Menurut Laporan 2025 dari PWCPangsa pasar produsen mobil Jepang di Indonesia, Malaysia, Thailand, Filipina, Vietnam dan Singapura, yang biasanya disebut sebagai ASEAN-6, dari 68,2 % pada 2023 hingga 63,9 % pada tahun 2024.
“(Mobil China) berkembang ke pasar di mana perusahaan Jepang terbiasa memiliki pijakan yang kuat. Thailand adalah salah satu contoh,” kata Moody Analytics Expert.
Di luar Asia Tenggara, Pasar Ekspor Mobil Terbesar Kedua di Jepang Ini juga berkompetisi oleh China: Australia.
A Sebuah studi terbaru yang ditugaskan oleh Australian Auto Trader Association Ini memperkirakan bahwa Cina siap untuk mengatasi negara lain sebagai sumber utama di Australia untuk impor kendaraan selama dekade berikutnya.
Pada tahun 2035, 43 % dari semua kendaraan impor di Australia di Cina diperkirakan akan diproduksi, meningkat 17 % yang diharapkan pada tahun 2025, laporan yang diusulkan. Sebaliknya, impor Jepang diperkirakan akan menurun dari 32 % pada 2025 menjadi 22 % pada tahun 2035.
Tantangan lokal?
Selain persaingan eksternal, sektor mobil di Jepang bersaing dengan tantangan ekonomi lokal, termasuk inflasi tinggi dan pengeluaran konsumen yang lemah – mirip dengan ekonomi canggih lainnya.

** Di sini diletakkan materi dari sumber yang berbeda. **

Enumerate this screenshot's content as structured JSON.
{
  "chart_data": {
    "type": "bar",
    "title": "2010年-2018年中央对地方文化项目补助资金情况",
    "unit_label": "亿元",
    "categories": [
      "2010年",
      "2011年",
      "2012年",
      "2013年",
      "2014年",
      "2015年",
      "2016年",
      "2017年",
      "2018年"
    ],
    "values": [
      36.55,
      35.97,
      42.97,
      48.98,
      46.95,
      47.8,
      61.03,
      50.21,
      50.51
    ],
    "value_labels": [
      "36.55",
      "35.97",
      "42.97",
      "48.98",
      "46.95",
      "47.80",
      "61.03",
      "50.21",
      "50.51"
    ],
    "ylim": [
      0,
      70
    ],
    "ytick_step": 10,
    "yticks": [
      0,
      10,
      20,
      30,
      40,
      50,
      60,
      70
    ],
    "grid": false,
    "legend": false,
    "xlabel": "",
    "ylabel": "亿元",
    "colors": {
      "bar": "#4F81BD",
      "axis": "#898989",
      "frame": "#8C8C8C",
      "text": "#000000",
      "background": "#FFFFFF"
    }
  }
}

Sementara produsen mobil besar seperti Toyota terus menemukan kesuksesan secara lokal, April Praire menjelaskan bahwa itu terutama berisiko karena meningkatnya ancaman industri otomotif di Cina.

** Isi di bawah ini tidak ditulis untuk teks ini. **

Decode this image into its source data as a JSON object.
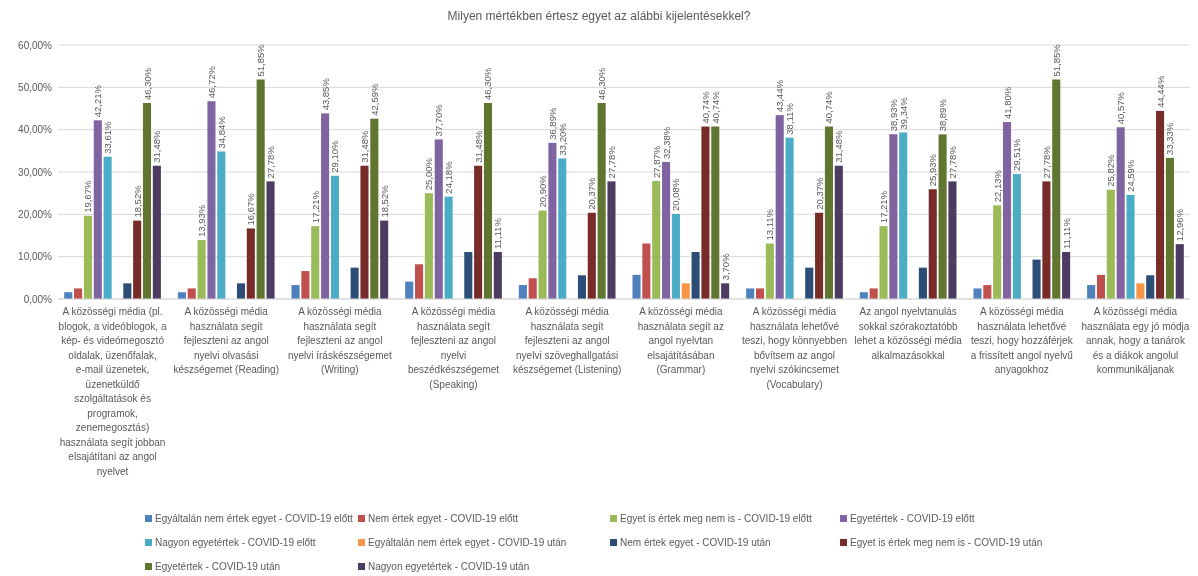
{
  "chart_data": {
    "type": "bar",
    "title": "Milyen mértékben értesz egyet az alábbi kijelentésekkel?",
    "categories": [
      "A közösségi média (pl. blogok, a videóblogok, a kép- és videómegosztó oldalak, üzenőfalak, e-mail üzenetek, üzenetküldő szolgáltatások és programok, zenemegosztás) használata segít jobban elsajátítani az angol nyelvet",
      "A közösségi média használata segít fejleszteni az angol nyelvi olvasási készségemet (Reading)",
      "A közösségi média használata segít fejleszteni az angol nyelvi íráskészségemet (Writing)",
      "A közösségi média használata segít fejleszteni az angol nyelvi beszédkészségemet (Speaking)",
      "A közösségi média használata segít fejleszteni az angol nyelvi szöveghallgatási készségemet (Listening)",
      "A közösségi média használata segít az angol nyelvtan elsajátításában (Grammar)",
      "A közösségi média használata lehetővé teszi, hogy könnyebben bővítsem az angol nyelvi szókincsemet (Vocabulary)",
      "Az angol nyelvtanulás sokkal szórakoztatóbb lehet a közösségi média alkalmazásokkal",
      "A közösségi média használata lehetővé teszi, hogy hozzáférjek a frissített angol nyelvű anyagokhoz",
      "A közösségi média használata egy jó módja annak, hogy a tanárok és a diákok angolul kommunikáljanak"
    ],
    "series": [
      {
        "name": "Egyáltalán nem értek egyet - COVID-19 előtt",
        "color": "#4f81bd",
        "values": [
          1.6,
          1.6,
          3.3,
          4.1,
          3.3,
          5.7,
          2.5,
          1.6,
          2.5,
          3.3
        ]
      },
      {
        "name": "Nem értek egyet - COVID-19 előtt",
        "color": "#c0504d",
        "values": [
          2.5,
          2.5,
          6.6,
          8.2,
          4.9,
          13.1,
          2.5,
          2.5,
          3.3,
          5.7
        ]
      },
      {
        "name": "Egyet is értek meg nem is - COVID-19 előtt",
        "color": "#9bbb59",
        "values": [
          19.67,
          13.93,
          17.21,
          25.0,
          20.9,
          27.87,
          13.11,
          17.21,
          22.13,
          25.82
        ],
        "value_labels": [
          "19,67%",
          "13,93%",
          "17,21%",
          "25,00%",
          "20,90%",
          "27,87%",
          "13,11%",
          "17,21%",
          "22,13%",
          "25,82%"
        ]
      },
      {
        "name": "Egyetértek - COVID-19 előtt",
        "color": "#8064a2",
        "values": [
          42.21,
          46.72,
          43.85,
          37.7,
          36.89,
          32.38,
          43.44,
          38.93,
          41.8,
          40.57
        ],
        "value_labels": [
          "42,21%",
          "46,72%",
          "43,85%",
          "37,70%",
          "36,89%",
          "32,38%",
          "43,44%",
          "38,93%",
          "41,80%",
          "40,57%"
        ]
      },
      {
        "name": "Nagyon egyetértek - COVID-19 előtt",
        "color": "#4bacc6",
        "values": [
          33.61,
          34.84,
          29.1,
          24.18,
          33.2,
          20.08,
          38.11,
          39.34,
          29.51,
          24.59
        ],
        "value_labels": [
          "33,61%",
          "34,84%",
          "29,10%",
          "24,18%",
          "33,20%",
          "20,08%",
          "38,11%",
          "39,34%",
          "29,51%",
          "24,59%"
        ]
      },
      {
        "name": "Egyáltalán nem értek egyet - COVID-19 után",
        "color": "#f79646",
        "values": [
          null,
          null,
          null,
          null,
          null,
          3.7,
          null,
          null,
          null,
          3.7
        ]
      },
      {
        "name": "Nem értek egyet - COVID-19 után",
        "color": "#2c4d75",
        "values": [
          3.7,
          3.7,
          7.4,
          11.1,
          5.6,
          11.1,
          7.4,
          7.4,
          9.3,
          5.6
        ]
      },
      {
        "name": "Egyet is értek meg nem is - COVID-19 után",
        "color": "#772c2a",
        "values": [
          18.52,
          16.67,
          31.48,
          31.48,
          20.37,
          40.74,
          20.37,
          25.93,
          27.78,
          44.44
        ],
        "value_labels": [
          "18,52%",
          "16,67%",
          "31,48%",
          "31,48%",
          "20,37%",
          "40,74%",
          "20,37%",
          "25,93%",
          "27,78%",
          "44,44%"
        ]
      },
      {
        "name": "Egyetértek - COVID-19 után",
        "color": "#5f7530",
        "values": [
          46.3,
          51.85,
          42.59,
          46.3,
          46.3,
          40.74,
          40.74,
          38.89,
          51.85,
          33.33
        ],
        "value_labels": [
          "46,30%",
          "51,85%",
          "42,59%",
          "46,30%",
          "46,30%",
          "40,74%",
          "40,74%",
          "38,89%",
          "51,85%",
          "33,33%"
        ]
      },
      {
        "name": "Nagyon egyetértek - COVID-19 után",
        "color": "#4d3b62",
        "values": [
          31.48,
          27.78,
          18.52,
          11.11,
          27.78,
          3.7,
          31.48,
          27.78,
          11.11,
          12.96
        ],
        "value_labels": [
          "31,48%",
          "27,78%",
          "18,52%",
          "11,11%",
          "27,78%",
          "3,70%",
          "31,48%",
          "27,78%",
          "11,11%",
          "12,96%"
        ]
      }
    ],
    "ylim": [
      0,
      60
    ],
    "yticks": [
      {
        "value": 0,
        "label": "0,00%"
      },
      {
        "value": 10,
        "label": "10,00%"
      },
      {
        "value": 20,
        "label": "20,00%"
      },
      {
        "value": 30,
        "label": "30,00%"
      },
      {
        "value": 40,
        "label": "40,00%"
      },
      {
        "value": 50,
        "label": "50,00%"
      },
      {
        "value": 60,
        "label": "60,00%"
      }
    ],
    "grid": "y",
    "legend": "bottom"
  }
}
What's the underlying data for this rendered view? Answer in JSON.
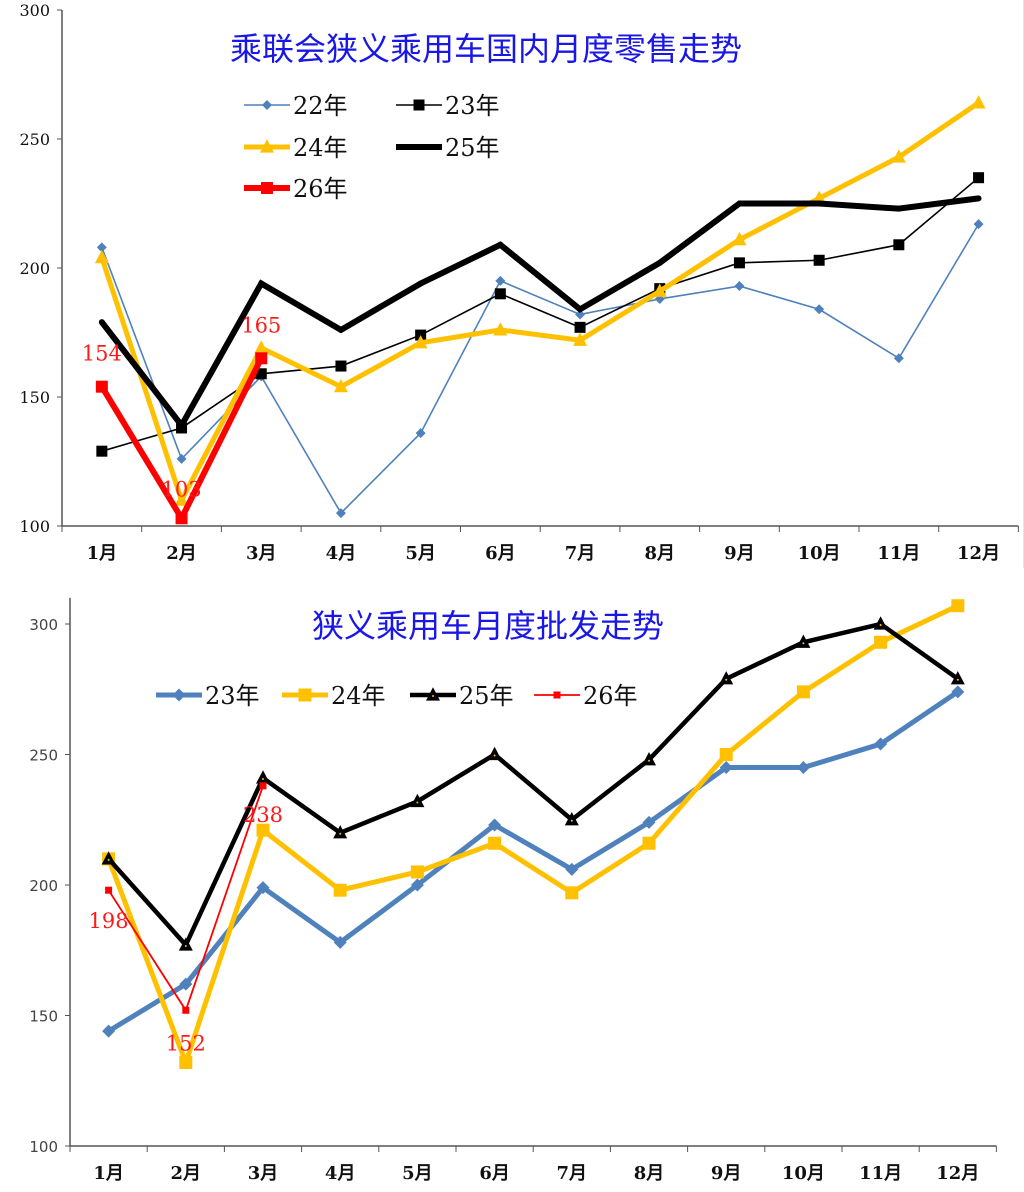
{
  "chart_data": [
    {
      "type": "line",
      "title": "乘联会狭义乘用车国内月度零售走势",
      "xlabel": "",
      "ylabel": "",
      "ylim": [
        100,
        300
      ],
      "yticks": [
        100,
        150,
        200,
        250,
        300
      ],
      "grid": false,
      "legend_position": "top-left",
      "categories": [
        "1月",
        "2月",
        "3月",
        "4月",
        "5月",
        "6月",
        "7月",
        "8月",
        "9月",
        "10月",
        "11月",
        "12月"
      ],
      "series": [
        {
          "name": "22年",
          "color": "#4f81bd",
          "marker": "diamond",
          "weight": "thin",
          "values": [
            208,
            126,
            158,
            105,
            136,
            195,
            182,
            188,
            193,
            184,
            165,
            217
          ]
        },
        {
          "name": "23年",
          "color": "#000000",
          "marker": "square",
          "weight": "thin",
          "values": [
            129,
            138,
            159,
            162,
            174,
            190,
            177,
            192,
            202,
            203,
            209,
            235
          ]
        },
        {
          "name": "24年",
          "color": "#ffc000",
          "marker": "triangle",
          "weight": "thick",
          "values": [
            204,
            110,
            169,
            154,
            171,
            176,
            172,
            191,
            211,
            227,
            243,
            264
          ]
        },
        {
          "name": "25年",
          "color": "#000000",
          "marker": "dot",
          "weight": "thick",
          "values": [
            179,
            139,
            194,
            176,
            194,
            209,
            184,
            202,
            225,
            225,
            223,
            227
          ]
        },
        {
          "name": "26年",
          "color": "#ff0000",
          "marker": "square",
          "weight": "thick",
          "values": [
            154,
            103,
            165
          ]
        }
      ],
      "annotations": [
        {
          "series": "26年",
          "index": 0,
          "text": "154"
        },
        {
          "series": "26年",
          "index": 1,
          "text": "103"
        },
        {
          "series": "26年",
          "index": 2,
          "text": "165"
        }
      ]
    },
    {
      "type": "line",
      "title": "狭义乘用车月度批发走势",
      "xlabel": "",
      "ylabel": "",
      "ylim": [
        100,
        310
      ],
      "yticks": [
        100,
        150,
        200,
        250,
        300
      ],
      "grid": false,
      "legend_position": "top-center",
      "categories": [
        "1月",
        "2月",
        "3月",
        "4月",
        "5月",
        "6月",
        "7月",
        "8月",
        "9月",
        "10月",
        "11月",
        "12月"
      ],
      "series": [
        {
          "name": "23年",
          "color": "#4f81bd",
          "marker": "diamond",
          "weight": "thick",
          "values": [
            144,
            162,
            199,
            178,
            200,
            223,
            206,
            224,
            245,
            245,
            254,
            274
          ]
        },
        {
          "name": "24年",
          "color": "#ffc000",
          "marker": "square",
          "weight": "thick",
          "values": [
            210,
            132,
            221,
            198,
            205,
            216,
            197,
            216,
            250,
            274,
            293,
            307
          ]
        },
        {
          "name": "25年",
          "color": "#000000",
          "marker": "triangle",
          "weight": "thick",
          "values": [
            210,
            177,
            241,
            220,
            232,
            250,
            225,
            248,
            279,
            293,
            300,
            279
          ]
        },
        {
          "name": "26年",
          "color": "#ff0000",
          "marker": "square",
          "weight": "thin",
          "values": [
            198,
            152,
            238
          ]
        }
      ],
      "annotations": [
        {
          "series": "26年",
          "index": 0,
          "text": "198"
        },
        {
          "series": "26年",
          "index": 1,
          "text": "152"
        },
        {
          "series": "26年",
          "index": 2,
          "text": "238"
        }
      ]
    }
  ]
}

Kesalahan sebelumnya oleh administrasi dan Tutup tanaman yang direncanakan Masalahnya berlipat ganda. Nissan berencana untuk menutup tujuh dari 17 pabrik pada tahun 2027 dan mengurangi daya operasi globalnya sekitar 15 % sebagai bagian dari rencana restrukturisasi.
“Semua orang adalah segalanya, harapan untuk industri mobil di Jepang sangat sulit,” kata Hangoriq Moody.

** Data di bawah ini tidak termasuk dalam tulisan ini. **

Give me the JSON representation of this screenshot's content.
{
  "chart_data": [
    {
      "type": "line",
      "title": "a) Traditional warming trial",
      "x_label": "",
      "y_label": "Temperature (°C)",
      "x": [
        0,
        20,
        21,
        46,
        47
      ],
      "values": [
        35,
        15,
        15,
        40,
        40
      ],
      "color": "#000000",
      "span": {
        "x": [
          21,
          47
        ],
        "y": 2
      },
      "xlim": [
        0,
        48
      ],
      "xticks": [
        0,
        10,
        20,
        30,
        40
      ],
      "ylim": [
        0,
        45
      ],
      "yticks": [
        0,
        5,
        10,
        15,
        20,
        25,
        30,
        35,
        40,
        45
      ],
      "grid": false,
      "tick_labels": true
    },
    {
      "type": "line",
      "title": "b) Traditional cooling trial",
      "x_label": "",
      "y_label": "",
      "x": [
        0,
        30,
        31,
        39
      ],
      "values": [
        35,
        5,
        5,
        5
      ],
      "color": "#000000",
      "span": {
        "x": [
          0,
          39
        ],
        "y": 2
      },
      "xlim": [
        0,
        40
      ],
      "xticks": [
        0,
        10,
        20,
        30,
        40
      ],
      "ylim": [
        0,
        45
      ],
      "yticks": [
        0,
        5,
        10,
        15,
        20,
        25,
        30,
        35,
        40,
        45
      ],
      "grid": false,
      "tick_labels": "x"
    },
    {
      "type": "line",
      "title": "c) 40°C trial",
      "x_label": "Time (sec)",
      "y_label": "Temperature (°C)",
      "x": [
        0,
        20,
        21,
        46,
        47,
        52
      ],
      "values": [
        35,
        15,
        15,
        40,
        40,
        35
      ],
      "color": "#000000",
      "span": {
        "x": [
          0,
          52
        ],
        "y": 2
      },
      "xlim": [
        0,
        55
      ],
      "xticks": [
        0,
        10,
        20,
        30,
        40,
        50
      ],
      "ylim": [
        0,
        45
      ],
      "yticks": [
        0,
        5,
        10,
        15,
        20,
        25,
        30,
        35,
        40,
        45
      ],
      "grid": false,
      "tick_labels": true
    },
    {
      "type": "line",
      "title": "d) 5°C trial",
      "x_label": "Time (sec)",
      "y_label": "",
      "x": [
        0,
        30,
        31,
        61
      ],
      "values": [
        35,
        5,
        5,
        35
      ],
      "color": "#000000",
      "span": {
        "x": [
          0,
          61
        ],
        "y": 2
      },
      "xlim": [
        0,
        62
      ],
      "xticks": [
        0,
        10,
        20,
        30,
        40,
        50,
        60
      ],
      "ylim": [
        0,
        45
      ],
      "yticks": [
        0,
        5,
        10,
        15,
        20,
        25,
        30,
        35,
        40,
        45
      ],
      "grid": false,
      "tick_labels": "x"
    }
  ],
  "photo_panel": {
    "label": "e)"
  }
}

ketika ToyotaIni memberinya jejak manufaktur global dan memproduksi keunggulan komparatif dalam tantangan manuver, dan industri mobil yang lebih kecil seperti Subaru Dan Mazda Di bawah tekanan yang lebih besar, Mio Kato, pendiri penelitian Lightstream.
Kato mengatakan bahwa sementara Subaru dan Mazda adalah “beban yang jauh lebih tinggi,” mereka memiliki fitur hubungan yang kuat dengan Toyota.
Mazada, untuk satu, Pabrik bersama berpartisipasi dengan ToyotaSementara Subaru bekerja sama dengan Toyota untuk memproduksi kendaraan listrik canggih dengannya untuk pertama kalinya 2026.
Dalam jangka panjang, Kato percaya bahwa kemitraan ini dapat semakin dalam, yang dapat menyebabkan penyatuan yang lebih formal di bawah payung Toyota.
“Saya tidak berharap (penyatuan) terjadi pada kerangka waktu jangka pendek,” katanya.
Namun, analis mengakui bahwa tarif akhir Trump membawa setidaknya satu manfaat: beberapa prediksi.
Meskipun masih terlalu dini untuk menyimpulkan dampak jangka panjang dari perjanjian perdagangan baru antara Amerika Serikat dan Jepang, kehadiran perjanjian definisi yang dikonfirmasi akan memungkinkan perusahaan mobil Jepang untuk mengetahui struktur dan biaya harga mereka.
Namun, masih merupakan tarif tarif bea cukai yang tidak jelas yang akan dihadapi produsen mobil lainnya.
“Saya pikir masalah absolut Jepang sekarang relatif dipahami dengan baik, tetapi sehubungan dengan bagaimana transformasi daya saing, dengan imbalan mengatakan, mobil -mobil yang diproduksi di Korea dan ekspor mereka atau dari Meksiko dan Kanada, yang masih mempengaruhi profitabilitas perusahaan mobil Jepang,” kata Kato.